Processing Embulk configurations
Old New
@Config @org.embulk.util.config.Config in embulk-util-config
@ConfigDefault @org.embulk.util.config.ConfigDefault in embulk-util-config
@ConfigInject Exec.get???() (for example, Exec.getBufferAllocator)
ConfigSource#loadConfig ConfigMapper#map in embulk-util-config
TaskSource#loadTask TaskMapper#map in embulk-util-config
Task org.embulk.util.config.Task in embulk-util-config
ColumnConfig org.embulk.util.config.units.ColumnConfig in embulk-util-config
SchemaConfig org.embulk.util.config.units.SchemaConfig in embulk-util-config
ModelManager Stop using it, and build your own Jackson ObjectMapper
LocalFile in PluginTask Use org.embulk.util.config.modules.LocalFileModule and org.embulk.util.config.units.LocalFile in embulk-util-config
Charset in PluginTask Use org.embulk.util.config.modules.CharsetModule in embulk-util-config
Column in PluginTask Use org.embulk.util.config.modules.ColumnModule in embulk-util-config
Schema in PluginTask Use org.embulk.util.config.modules.SchemaModule in embulk-util-config
Type in PluginTask Use org.embulk.util.config.modules.TypeModule in embulk-util-config
Handling date/time and time zones
Old New
org.joda.time.DateTime java.time.OffsetDateTime or java.time.ZonedDateTime
org.joda.time.DateTimeZone java.time.ZoneOffset or java.time.ZoneId
org.joda.time.DateTimeZone in PluginTask java.time.ZoneId with org.embulk.util.config.modules.ZoneIdModule in embulk-util-config if needed
Timestamp java.time.Instant as far as possible
TimestampFormatter org.embulk.util.timestamp.TimestampFormatter in embulk-util-timestamp
TimestampParser org.embulk.util.timestamp.TimestampFormatter in embulk-util-timestamp
Using Jackson and JSON
Old New
org.embulk.spi.json.* org.embulk.util.json.* in embulk-util-json
Using Google Guava and/or Apache Commons Lang 3
Old New
Guava Optional java.util.Optional
Guava Throwables Read Guava’s document
Using JRuby (org.jruby classes)
Old New
org.jruby.* Stop using it – embulk-util-rubytime may work for parsing date-time
Using FindBugs
Old New
@SuppressFBWarnings Remove it now
Prepare for Java 11+
Old New
javax.* See JEP 320, and check if it’s removed in Java 11+ (Issue)
Old New
Exec.getLogger org.slf4j.LoggerFactory.getLogger
Other utility classes in org.embulk:embulk-core
Old New
org.embulk.spi.util.* embulk-util-file, embulk-util-text, embulk-util-dynamic, or embulk-util-retryhelper


Tests still need to depend on org.embulk:embulk-core, and in addition, org.embulk:embulk-deps.
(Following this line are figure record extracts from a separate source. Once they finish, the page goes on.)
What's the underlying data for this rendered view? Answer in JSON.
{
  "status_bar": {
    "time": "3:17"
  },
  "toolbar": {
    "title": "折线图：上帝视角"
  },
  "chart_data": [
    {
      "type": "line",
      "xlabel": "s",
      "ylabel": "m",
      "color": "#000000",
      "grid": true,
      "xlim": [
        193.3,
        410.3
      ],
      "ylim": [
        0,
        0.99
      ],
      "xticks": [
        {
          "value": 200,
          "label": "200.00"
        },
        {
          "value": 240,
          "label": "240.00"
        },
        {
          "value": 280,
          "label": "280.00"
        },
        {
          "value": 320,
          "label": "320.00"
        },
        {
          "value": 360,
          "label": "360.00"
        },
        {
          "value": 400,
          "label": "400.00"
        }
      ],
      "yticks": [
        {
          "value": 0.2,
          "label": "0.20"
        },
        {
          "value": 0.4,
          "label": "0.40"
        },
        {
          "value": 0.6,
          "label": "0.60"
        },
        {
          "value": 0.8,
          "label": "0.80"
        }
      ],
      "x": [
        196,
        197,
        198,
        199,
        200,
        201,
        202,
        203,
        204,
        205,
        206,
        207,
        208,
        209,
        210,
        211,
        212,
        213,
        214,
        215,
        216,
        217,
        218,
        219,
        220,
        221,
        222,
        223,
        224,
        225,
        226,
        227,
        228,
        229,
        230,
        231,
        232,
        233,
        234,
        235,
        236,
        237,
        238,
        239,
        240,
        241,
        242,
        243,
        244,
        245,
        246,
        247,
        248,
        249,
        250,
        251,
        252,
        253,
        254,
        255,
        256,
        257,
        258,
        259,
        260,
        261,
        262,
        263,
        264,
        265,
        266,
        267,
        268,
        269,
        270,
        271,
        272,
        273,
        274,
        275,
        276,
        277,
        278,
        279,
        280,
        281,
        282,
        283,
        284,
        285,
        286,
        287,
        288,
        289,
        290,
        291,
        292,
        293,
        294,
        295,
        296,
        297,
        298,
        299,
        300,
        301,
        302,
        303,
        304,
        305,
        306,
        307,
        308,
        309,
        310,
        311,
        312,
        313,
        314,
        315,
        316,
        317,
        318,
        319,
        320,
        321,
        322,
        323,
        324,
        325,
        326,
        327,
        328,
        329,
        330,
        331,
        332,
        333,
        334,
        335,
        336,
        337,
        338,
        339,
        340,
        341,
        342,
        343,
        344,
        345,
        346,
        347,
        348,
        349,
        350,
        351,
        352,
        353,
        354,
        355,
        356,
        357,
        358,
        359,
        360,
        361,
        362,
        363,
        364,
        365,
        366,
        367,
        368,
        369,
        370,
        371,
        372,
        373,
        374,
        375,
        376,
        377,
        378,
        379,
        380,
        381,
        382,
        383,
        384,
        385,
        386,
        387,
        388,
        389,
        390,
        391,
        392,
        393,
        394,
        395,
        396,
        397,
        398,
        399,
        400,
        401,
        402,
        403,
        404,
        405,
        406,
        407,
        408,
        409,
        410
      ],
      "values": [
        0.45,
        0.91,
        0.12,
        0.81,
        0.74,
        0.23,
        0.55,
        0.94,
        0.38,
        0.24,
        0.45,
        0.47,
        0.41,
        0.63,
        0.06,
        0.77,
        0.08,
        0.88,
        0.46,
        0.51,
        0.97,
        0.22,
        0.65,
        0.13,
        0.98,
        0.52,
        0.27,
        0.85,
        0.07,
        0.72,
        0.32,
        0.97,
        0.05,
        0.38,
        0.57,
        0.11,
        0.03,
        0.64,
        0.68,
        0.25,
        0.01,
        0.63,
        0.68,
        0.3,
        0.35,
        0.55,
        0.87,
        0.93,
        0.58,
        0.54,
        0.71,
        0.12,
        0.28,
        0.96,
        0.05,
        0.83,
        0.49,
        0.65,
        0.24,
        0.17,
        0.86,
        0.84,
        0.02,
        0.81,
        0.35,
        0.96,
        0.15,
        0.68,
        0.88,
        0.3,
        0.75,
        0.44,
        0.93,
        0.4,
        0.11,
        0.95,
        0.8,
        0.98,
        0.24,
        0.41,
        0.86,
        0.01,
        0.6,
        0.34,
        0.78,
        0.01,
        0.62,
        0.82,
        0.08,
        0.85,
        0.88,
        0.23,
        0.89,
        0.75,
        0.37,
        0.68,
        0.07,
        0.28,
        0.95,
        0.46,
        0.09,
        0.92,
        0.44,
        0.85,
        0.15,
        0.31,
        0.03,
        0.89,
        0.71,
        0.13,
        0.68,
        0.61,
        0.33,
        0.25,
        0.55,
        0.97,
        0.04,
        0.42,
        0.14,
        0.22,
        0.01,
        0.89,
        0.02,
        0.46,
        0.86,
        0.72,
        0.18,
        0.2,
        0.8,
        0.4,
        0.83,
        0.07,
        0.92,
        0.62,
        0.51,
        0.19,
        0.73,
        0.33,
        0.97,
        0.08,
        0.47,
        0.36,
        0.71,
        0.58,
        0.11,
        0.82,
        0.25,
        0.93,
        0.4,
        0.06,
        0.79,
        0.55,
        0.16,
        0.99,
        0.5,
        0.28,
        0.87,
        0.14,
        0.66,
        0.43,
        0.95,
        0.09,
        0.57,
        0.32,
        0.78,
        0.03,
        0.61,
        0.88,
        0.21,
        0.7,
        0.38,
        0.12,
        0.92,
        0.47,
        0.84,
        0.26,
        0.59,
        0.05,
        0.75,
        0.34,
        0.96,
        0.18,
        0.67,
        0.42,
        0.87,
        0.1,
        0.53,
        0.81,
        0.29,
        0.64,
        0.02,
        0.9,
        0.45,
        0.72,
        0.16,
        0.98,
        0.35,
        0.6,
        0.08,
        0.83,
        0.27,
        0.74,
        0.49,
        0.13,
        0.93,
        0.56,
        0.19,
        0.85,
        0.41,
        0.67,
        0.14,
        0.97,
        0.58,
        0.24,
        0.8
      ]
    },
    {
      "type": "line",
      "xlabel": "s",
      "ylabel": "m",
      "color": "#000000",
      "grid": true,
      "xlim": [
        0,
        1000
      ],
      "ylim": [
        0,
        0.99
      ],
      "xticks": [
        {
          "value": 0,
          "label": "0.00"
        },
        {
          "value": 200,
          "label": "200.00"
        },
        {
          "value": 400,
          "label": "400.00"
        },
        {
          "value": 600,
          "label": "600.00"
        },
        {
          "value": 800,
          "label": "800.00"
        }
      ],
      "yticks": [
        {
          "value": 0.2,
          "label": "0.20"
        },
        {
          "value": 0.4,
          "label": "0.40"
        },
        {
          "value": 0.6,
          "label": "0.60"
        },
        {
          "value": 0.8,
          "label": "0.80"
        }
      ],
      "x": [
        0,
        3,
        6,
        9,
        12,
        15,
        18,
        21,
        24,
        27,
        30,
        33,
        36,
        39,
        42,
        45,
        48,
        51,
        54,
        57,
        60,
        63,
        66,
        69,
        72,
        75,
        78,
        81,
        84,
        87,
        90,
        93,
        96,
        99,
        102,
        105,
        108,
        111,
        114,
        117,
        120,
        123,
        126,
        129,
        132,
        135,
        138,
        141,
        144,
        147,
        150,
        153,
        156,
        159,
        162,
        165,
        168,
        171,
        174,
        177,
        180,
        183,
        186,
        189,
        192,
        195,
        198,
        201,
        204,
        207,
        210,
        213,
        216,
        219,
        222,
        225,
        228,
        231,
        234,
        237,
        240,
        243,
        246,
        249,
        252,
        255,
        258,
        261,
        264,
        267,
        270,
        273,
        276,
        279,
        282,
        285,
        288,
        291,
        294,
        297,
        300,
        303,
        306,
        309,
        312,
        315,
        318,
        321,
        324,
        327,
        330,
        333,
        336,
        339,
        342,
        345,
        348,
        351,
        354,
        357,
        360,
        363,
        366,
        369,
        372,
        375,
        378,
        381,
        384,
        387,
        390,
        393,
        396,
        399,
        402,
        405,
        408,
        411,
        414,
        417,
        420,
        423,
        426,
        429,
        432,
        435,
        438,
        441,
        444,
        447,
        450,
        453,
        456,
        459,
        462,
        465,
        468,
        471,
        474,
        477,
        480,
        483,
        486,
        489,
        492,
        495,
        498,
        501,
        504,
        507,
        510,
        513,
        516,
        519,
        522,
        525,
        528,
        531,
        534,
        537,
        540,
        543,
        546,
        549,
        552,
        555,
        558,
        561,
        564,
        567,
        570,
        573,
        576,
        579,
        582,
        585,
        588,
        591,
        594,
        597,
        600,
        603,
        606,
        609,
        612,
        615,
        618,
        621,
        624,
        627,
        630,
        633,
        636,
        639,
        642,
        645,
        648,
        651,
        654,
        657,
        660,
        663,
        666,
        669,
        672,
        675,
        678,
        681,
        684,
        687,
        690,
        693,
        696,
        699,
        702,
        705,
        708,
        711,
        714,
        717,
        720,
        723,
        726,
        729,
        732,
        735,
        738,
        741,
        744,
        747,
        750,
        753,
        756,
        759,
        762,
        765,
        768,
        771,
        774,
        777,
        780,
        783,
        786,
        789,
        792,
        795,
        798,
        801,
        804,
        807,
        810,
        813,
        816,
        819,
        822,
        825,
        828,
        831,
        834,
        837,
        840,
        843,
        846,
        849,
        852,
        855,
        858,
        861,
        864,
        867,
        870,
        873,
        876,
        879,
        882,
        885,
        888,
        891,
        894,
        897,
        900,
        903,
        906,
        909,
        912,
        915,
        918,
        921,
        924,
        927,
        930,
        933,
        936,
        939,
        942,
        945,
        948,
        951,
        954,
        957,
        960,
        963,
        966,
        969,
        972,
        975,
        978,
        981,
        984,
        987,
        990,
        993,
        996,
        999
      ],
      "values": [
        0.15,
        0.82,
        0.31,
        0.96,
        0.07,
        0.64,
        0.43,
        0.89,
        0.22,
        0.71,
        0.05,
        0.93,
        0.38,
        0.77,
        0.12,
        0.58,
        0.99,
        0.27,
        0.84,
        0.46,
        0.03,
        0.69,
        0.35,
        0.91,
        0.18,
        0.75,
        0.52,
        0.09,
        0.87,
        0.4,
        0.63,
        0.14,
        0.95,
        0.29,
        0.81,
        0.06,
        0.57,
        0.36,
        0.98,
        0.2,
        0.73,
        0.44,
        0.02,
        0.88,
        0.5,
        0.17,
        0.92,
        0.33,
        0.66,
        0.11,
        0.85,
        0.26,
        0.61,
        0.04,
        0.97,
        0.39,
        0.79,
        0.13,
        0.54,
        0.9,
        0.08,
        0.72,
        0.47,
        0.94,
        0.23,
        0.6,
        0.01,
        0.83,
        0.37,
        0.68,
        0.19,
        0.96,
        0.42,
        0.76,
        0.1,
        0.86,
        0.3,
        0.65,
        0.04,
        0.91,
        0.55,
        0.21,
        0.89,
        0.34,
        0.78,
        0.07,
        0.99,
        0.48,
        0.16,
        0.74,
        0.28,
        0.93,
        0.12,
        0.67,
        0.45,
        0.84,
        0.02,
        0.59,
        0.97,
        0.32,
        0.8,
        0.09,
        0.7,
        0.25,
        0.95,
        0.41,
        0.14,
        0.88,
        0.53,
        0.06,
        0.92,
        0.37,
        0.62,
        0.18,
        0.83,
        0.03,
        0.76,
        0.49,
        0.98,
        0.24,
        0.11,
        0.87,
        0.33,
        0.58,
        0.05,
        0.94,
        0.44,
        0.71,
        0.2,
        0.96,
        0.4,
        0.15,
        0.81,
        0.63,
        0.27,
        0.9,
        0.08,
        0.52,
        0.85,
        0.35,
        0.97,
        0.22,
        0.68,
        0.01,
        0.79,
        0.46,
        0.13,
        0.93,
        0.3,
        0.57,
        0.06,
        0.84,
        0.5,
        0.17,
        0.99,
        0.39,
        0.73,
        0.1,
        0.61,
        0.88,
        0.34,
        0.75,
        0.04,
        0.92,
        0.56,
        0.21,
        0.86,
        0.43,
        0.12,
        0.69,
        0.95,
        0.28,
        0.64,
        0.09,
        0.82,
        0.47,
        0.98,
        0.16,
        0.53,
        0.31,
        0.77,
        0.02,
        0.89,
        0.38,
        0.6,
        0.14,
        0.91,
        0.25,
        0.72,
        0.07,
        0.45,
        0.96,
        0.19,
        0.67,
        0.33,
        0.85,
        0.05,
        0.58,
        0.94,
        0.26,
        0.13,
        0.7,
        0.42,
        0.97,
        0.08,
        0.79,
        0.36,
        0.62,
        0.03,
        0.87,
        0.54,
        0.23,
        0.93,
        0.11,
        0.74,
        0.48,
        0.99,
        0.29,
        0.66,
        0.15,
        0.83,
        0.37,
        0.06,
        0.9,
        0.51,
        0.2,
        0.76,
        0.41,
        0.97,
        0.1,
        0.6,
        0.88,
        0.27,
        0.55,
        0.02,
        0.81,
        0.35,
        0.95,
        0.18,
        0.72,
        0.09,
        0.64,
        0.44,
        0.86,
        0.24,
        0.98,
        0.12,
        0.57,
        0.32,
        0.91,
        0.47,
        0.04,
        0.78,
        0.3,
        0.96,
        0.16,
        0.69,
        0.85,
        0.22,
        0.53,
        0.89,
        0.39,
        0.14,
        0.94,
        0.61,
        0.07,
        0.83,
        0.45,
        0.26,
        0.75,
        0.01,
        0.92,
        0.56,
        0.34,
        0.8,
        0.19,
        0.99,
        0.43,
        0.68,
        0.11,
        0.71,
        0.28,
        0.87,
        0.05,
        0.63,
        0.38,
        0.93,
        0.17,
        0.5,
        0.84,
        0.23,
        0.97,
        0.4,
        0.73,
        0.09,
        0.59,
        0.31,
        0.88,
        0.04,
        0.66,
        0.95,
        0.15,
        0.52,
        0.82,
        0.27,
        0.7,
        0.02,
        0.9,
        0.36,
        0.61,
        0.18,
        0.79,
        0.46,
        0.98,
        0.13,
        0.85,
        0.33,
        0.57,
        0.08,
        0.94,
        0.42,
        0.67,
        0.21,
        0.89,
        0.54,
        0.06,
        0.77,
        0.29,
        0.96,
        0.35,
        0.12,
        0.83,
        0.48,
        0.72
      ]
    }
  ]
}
testCompile "org.embulk:embulk-core:0.10.??"
testCompile "org.embulk:embulk-deps:0.10.??"

You may want to use some internal (embulk-core-only) classes in tests. Typical instances can be retrieved from org.embulk.spi.ExecInternal, such as ExecInternal.getModelManager() to get org.embulk.config.ModelManager.

Note that such internal classes may easily drop its compatibility. For example, ModelManager has already dropped public <T> T readObject(Class<T>, com.fasterxml.jackson.core.JsonParser) and public <T> T readObjectWithConfigSerDe(Class<T>, com.fasterxml.jackson.core.JsonParser).

The testing framework would be improved through v0.11.